Other names: Fusarium nivale, Gerlachia nivalis

Description:

A fungal disease of turf grasses.

Species Affected:

Turf and lawn. Poa, Agrostis and Bentgrass.

Biology:

Tends to be worse when conditions in spring are wet and cool.
Requires more than 10 hours of leaf wetness for infection.
Active when temperatures are between 1 and 15 0C.
The fungus produces an enzyme to break down plant cells which gives the water soaked leaf symptoms and tissue collapse. When the disease is not active (usually as temperatures rise) the affected leaves are straw coloured.
The fungus survives in soil, thatch and plant debris.
Avoid traffic from infected to clean areas.

Life Cycle:

Spores germinate in cool wet conditions and infect the plant if the leaf remains wet for more than 10 hours. The fungus grows and destroys cells leaving a water soaked leaf and collapsed tissue. As temperatures rise above 15 0C the fungus stops growing and infected leaves usually turn yellow. Spores are produced a few weeks after infection.

Origin and History:

Mercurial and benomyl fungicides were used previously but are no longer available.
Iprodione, thiophanate-methyl and propiconazole resistant strains have been reported.

Distribution:

Canada, New Zealand.

Significance:

The incidence has increased with the reduction in the use of mercury based fungicides.
Serious disease of turf especially Poa species.
It often defoliates plants but only rarely infects the crown and kills plants.

Management and Control:

An integrated control strategy is usually required.
Remove dew from turf by mowing, dragging a hose across turf or irrigating just before dawn.
Increase exposure to morning sun and wind.
Improve drainage and reduce thatch to reduce humid microclimates.
Top dress with sand frequently.
Avoid heavy nitrogen applications.
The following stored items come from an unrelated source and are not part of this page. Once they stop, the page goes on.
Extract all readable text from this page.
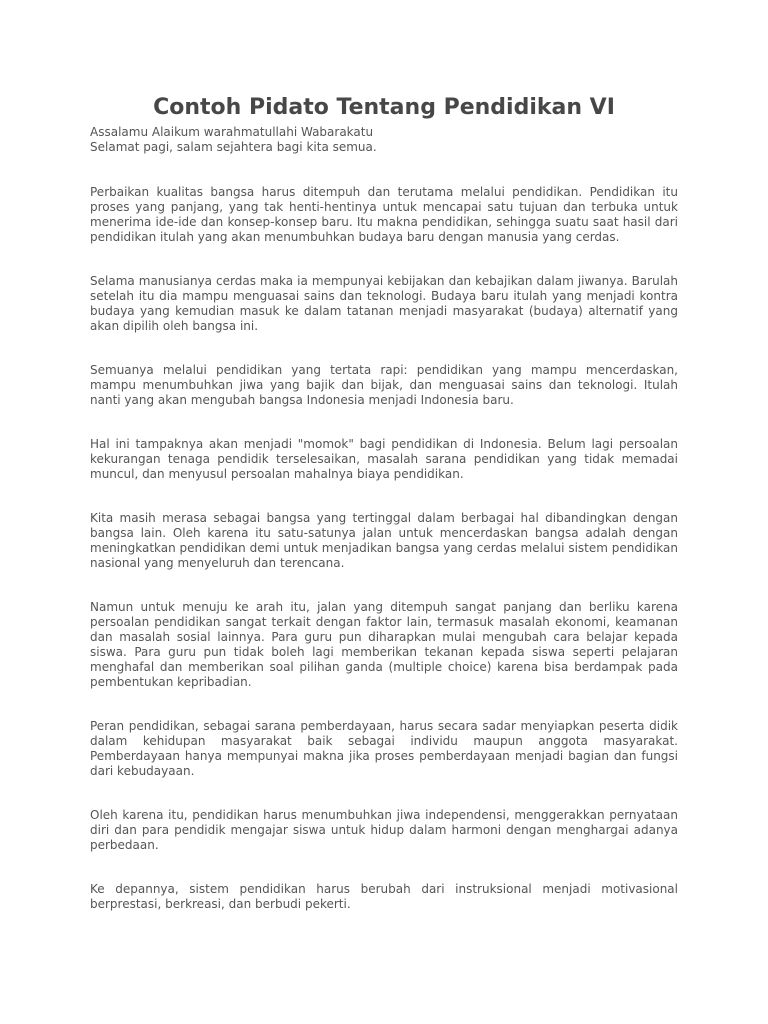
Contoh Pidato Tentang Pendidikan VI
Assalamu Alaikum warahmatullahi Wabarakatu
Selamat pagi, salam sejahtera bagi kita semua.

Perbaikan kualitas bangsa harus ditempuh dan terutama melalui pendidikan. Pendidikan itu proses yang panjang, yang tak henti-hentinya untuk mencapai satu tujuan dan terbuka untuk menerima ide-ide dan konsep-konsep baru. Itu makna pendidikan, sehingga suatu saat hasil dari pendidikan itulah yang akan menumbuhkan budaya baru dengan manusia yang cerdas.

Selama manusianya cerdas maka ia mempunyai kebijakan dan kebajikan dalam jiwanya. Barulah setelah itu dia mampu menguasai sains dan teknologi. Budaya baru itulah yang menjadi kontra budaya yang kemudian masuk ke dalam tatanan menjadi masyarakat (budaya) alternatif yang akan dipilih oleh bangsa ini.

Semuanya melalui pendidikan yang tertata rapi: pendidikan yang mampu mencerdaskan, mampu menumbuhkan jiwa yang bajik dan bijak, dan menguasai sains dan teknologi. Itulah nanti yang akan mengubah bangsa Indonesia menjadi Indonesia baru.

Hal ini tampaknya akan menjadi "momok" bagi pendidikan di Indonesia. Belum lagi persoalan kekurangan tenaga pendidik terselesaikan, masalah sarana pendidikan yang tidak memadai muncul, dan menyusul persoalan mahalnya biaya pendidikan.

Kita masih merasa sebagai bangsa yang tertinggal dalam berbagai hal dibandingkan dengan bangsa lain. Oleh karena itu satu-satunya jalan untuk mencerdaskan bangsa adalah dengan meningkatkan pendidikan demi untuk menjadikan bangsa yang cerdas melalui sistem pendidikan nasional yang menyeluruh dan terencana.

Namun untuk menuju ke arah itu, jalan yang ditempuh sangat panjang dan berliku karena persoalan pendidikan sangat terkait dengan faktor lain, termasuk masalah ekonomi, keamanan dan masalah sosial lainnya. Para guru pun diharapkan mulai mengubah cara belajar kepada siswa. Para guru pun tidak boleh lagi memberikan tekanan kepada siswa seperti pelajaran menghafal dan memberikan soal pilihan ganda (multiple choice) karena bisa berdampak pada pembentukan kepribadian.

Peran pendidikan, sebagai sarana pemberdayaan, harus secara sadar menyiapkan peserta didik dalam kehidupan masyarakat baik sebagai individu maupun anggota masyarakat. Pemberdayaan hanya mempunyai makna jika proses pemberdayaan menjadi bagian dan fungsi dari kebudayaan.

Oleh karena itu, pendidikan harus menumbuhkan jiwa independensi, menggerakkan pernyataan diri dan para pendidik mengajar siswa untuk hidup dalam harmoni dengan menghargai adanya perbedaan.

Ke depannya, sistem pendidikan harus berubah dari instruksional menjadi motivasional berprestasi, berkreasi, dan berbudi pekerti.
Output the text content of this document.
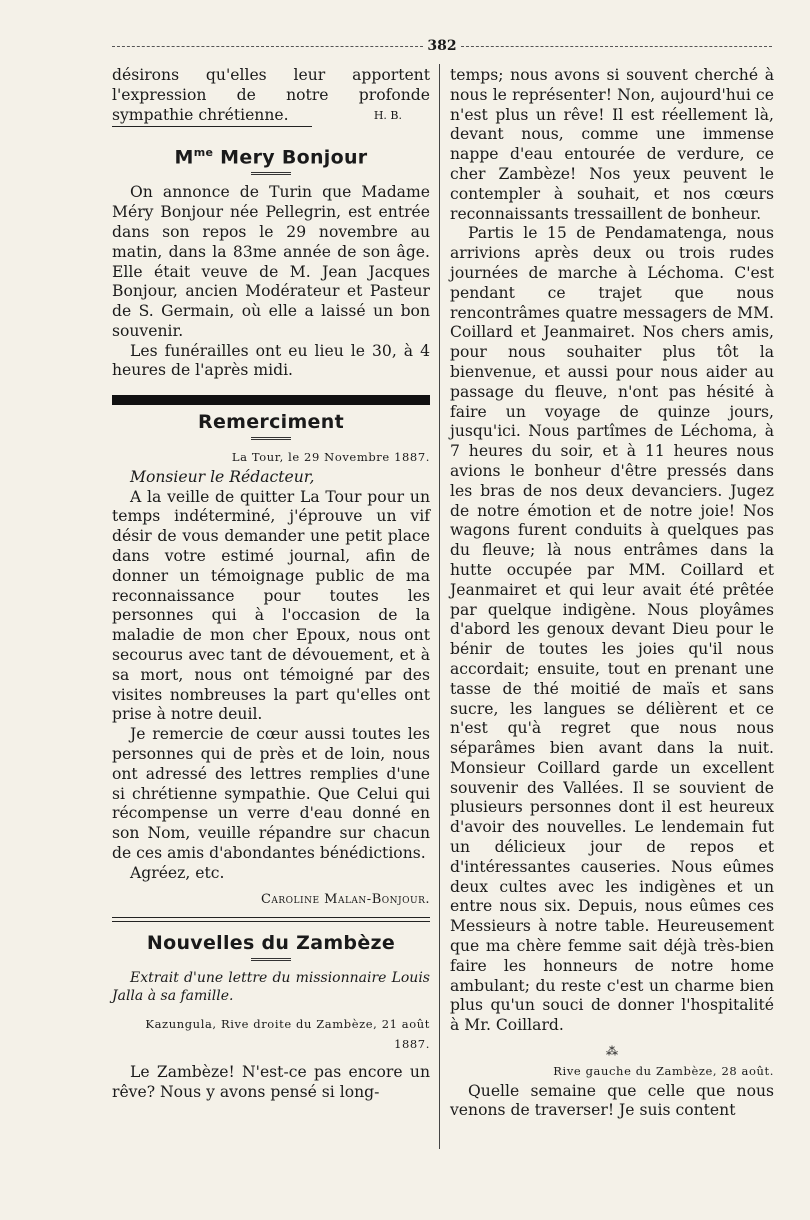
382

désirons qu'elles leur apportent l'expression de notre profonde sympathie chrétienne.	H. B.
$M^{me}$ Mery Bonjour

On annonce de Turin que Madame Méry Bonjour née Pellegrin, est entrée dans son repos le 29 novembre au matin, dans la 83me année de son âge. Elle était veuve de M. Jean Jacques Bonjour, ancien Modérateur et Pasteur de S. Germain, où elle a laissé un bon souvenir.

Les funérailles ont eu lieu le 30, à 4 heures de l'après midi.

Remerciment
La Tour, le 29 Novembre 1887.

Monsieur le Rédacteur,

A la veille de quitter La Tour pour un temps indéterminé, j'éprouve un vif désir de vous demander une petit place dans votre estimé journal, afin de donner un témoignage public de ma reconnaissance pour toutes les personnes qui à l'occasion de la maladie de mon cher Epoux, nous ont secourus avec tant de dévouement, et à sa mort, nous ont témoigné par des visites nombreuses la part qu'elles ont prise à notre deuil.

Je remercie de cœur aussi toutes les personnes qui de près et de loin, nous ont adressé des lettres remplies d'une si chrétienne sympathie. Que Celui qui récompense un verre d'eau donné en son Nom, veuille répandre sur chacun de ces amis d'abondantes bénédictions.

Agréez, etc.

Caroline Malan-Bonjour.
Nouvelles du Zambèze

Extrait d'une lettre du missionnaire Louis Jalla à sa famille.

Kazungula, Rive droite du Zambèze, 21 août 1887.

Le Zambèze! N'est-ce pas encore un rêve? Nous y avons pensé si long-

temps; nous avons si souvent cherché à nous le représenter! Non, aujourd'hui ce n'est plus un rêve! Il est réellement là, devant nous, comme une immense nappe d'eau entourée de verdure, ce cher Zambèze! Nos yeux peuvent le contempler à souhait, et nos cœurs reconnaissants tressaillent de bonheur.

Partis le 15 de Pendamatenga, nous arrivions après deux ou trois rudes journées de marche à Léchoma. C'est pendant ce trajet que nous rencontrâmes quatre messagers de MM. Coillard et Jeanmairet. Nos chers amis, pour nous souhaiter plus tôt la bienvenue, et aussi pour nous aider au passage du fleuve, n'ont pas hésité à faire un voyage de quinze jours, jusqu'ici. Nous partîmes de Léchoma, à 7 heures du soir, et à 11 heures nous avions le bonheur d'être pressés dans les bras de nos deux devanciers. Jugez de notre émotion et de notre joie! Nos wagons furent conduits à quelques pas du fleuve; là nous entrâmes dans la hutte occupée par MM. Coillard et Jeanmairet et qui leur avait été prêtée par quelque indigène. Nous ployâmes d'abord les genoux devant Dieu pour le bénir de toutes les joies qu'il nous accordait; ensuite, tout en prenant une tasse de thé moitié de maïs et sans sucre, les langues se délièrent et ce n'est qu'à regret que nous nous séparâmes bien avant dans la nuit. Monsieur Coillard garde un excellent souvenir des Vallées. Il se souvient de plusieurs personnes dont il est heureux d'avoir des nouvelles. Le lendemain fut un délicieux jour de repos et d'intéressantes causeries. Nous eûmes deux cultes avec les indigènes et un entre nous six. Depuis, nous eûmes ces Messieurs à notre table. Heureusement que ma chère femme sait déjà très-bien faire les honneurs de notre home ambulant; du reste c'est un charme bien plus qu'un souci de donner l'hospitalité à Mr. Coillard.

⁂
Rive gauche du Zambèze, 28 août.

Quelle semaine que celle que nous venons de traverser! Je suis content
Maintain adequate K applications. Adjust pH to suit turf species. Fusarium patch is often reduced under acid conditions. Use sulphur or ammonium sulphate to decrease pH.
Monitor regularly for small (1-2 cm ) patches of collapsed, water soaked, olive coloured leaves and apply fungicides before spores are formed. Fungicides applied in autumn may appear to be ineffective but they protect spring growth from new infections.
Chlorothalonil, Iprodione, propiconazole thiophanate-methyl, quintozene, thiabendazole and thiram fungicides have action on the disease. Rotate between fungicide groups to reduce the risk of developing resistance.
Apply fungicides when cool wet conditions are forecast and there has been a history of the disease or when symptoms are first noticed.
Control highly susceptible weed species like Poa annua.

Related and Similar Species:

Often confused with Dollar Spot (Sclerotinia homeocarpa) or Brown Patch (Rhizoctonia spp.).

References:

MacDonald, L. (1999) Fusarium Patch. GreenMaster 34(1).